Clearly, prenatal screening has both benefits and limitations when compared to invasive diagnostic testing, and recent reassessment of miscarriage risks associated with prenatal diagnosis, which appear to be substantially lower than what has been traditionally quoted, impacts those tradeoffs. Furthermore, sequential screening has different tradeoffs compared with cfDNA screening. There is no question, however, that more comprehensive—and more accurate, less biased—pre- and posttest counseling is needed regarding prenatal screening and diagnostic testing options. Our goal in comparing the results of the California program with predicted results of cfDNA screening was to point out the biases and limitations in what is known about the impact of population implementation of primary cfDNA screening, and to spark discussion of how to assess and address these issues. Ideally, a comparative effectiveness study should be completed with inclusion of all enrolled patients and comprehensive assessment of outcomes in all patients. Such a study, however, would be very expensive and difficult to undertake in the current environment. In the absence of such a study, we welcome further discussion of patient education, preferences, and values, as well as of who should decide what conditions and test characteristics are most important to consider, and what the appropriate role of risk triage might be.
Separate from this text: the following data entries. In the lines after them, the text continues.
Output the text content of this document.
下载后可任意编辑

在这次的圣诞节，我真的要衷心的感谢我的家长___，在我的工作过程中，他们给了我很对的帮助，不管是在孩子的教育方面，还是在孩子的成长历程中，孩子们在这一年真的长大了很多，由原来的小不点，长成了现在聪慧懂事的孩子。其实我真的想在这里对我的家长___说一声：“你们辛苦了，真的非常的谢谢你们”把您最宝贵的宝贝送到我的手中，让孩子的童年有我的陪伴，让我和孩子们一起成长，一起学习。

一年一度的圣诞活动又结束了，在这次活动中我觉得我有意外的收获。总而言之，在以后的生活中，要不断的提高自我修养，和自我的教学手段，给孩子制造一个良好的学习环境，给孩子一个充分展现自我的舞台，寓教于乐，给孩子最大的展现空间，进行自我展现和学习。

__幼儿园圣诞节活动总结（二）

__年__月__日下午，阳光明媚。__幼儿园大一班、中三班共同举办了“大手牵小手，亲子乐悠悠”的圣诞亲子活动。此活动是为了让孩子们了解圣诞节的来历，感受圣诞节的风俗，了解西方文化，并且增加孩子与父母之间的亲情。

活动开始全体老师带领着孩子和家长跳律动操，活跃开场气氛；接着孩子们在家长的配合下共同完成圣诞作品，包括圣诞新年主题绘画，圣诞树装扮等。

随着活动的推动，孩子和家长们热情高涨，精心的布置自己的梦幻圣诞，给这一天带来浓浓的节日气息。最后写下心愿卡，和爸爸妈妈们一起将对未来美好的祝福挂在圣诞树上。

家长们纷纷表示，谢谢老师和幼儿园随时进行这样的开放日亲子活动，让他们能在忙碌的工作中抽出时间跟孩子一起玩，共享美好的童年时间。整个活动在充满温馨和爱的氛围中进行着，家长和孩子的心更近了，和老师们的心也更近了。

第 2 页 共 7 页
At a minimum, all providers of prenatal screening need to make an active effort to understand and, ideally, to participate in efforts to generate evidence on the outcomes of screening. In addition, practitioners should provide the best available information on ascertainment rates, detection rates, and false-positive rates to their patients, to help them make informed prenatal testing decisions. Assuming that “no news is good news” and that false-negative screening tests will always result in a report back to the laboratory is a wholly inadequate ascertainment approach. Editors of medical journals also have a role in assuring that accurate, unbiased, high-quality data are provided, and should require a minimum rate of follow-up and hold authors of cfDNA studies to a high standard comparable to those required in other areas of clinical research.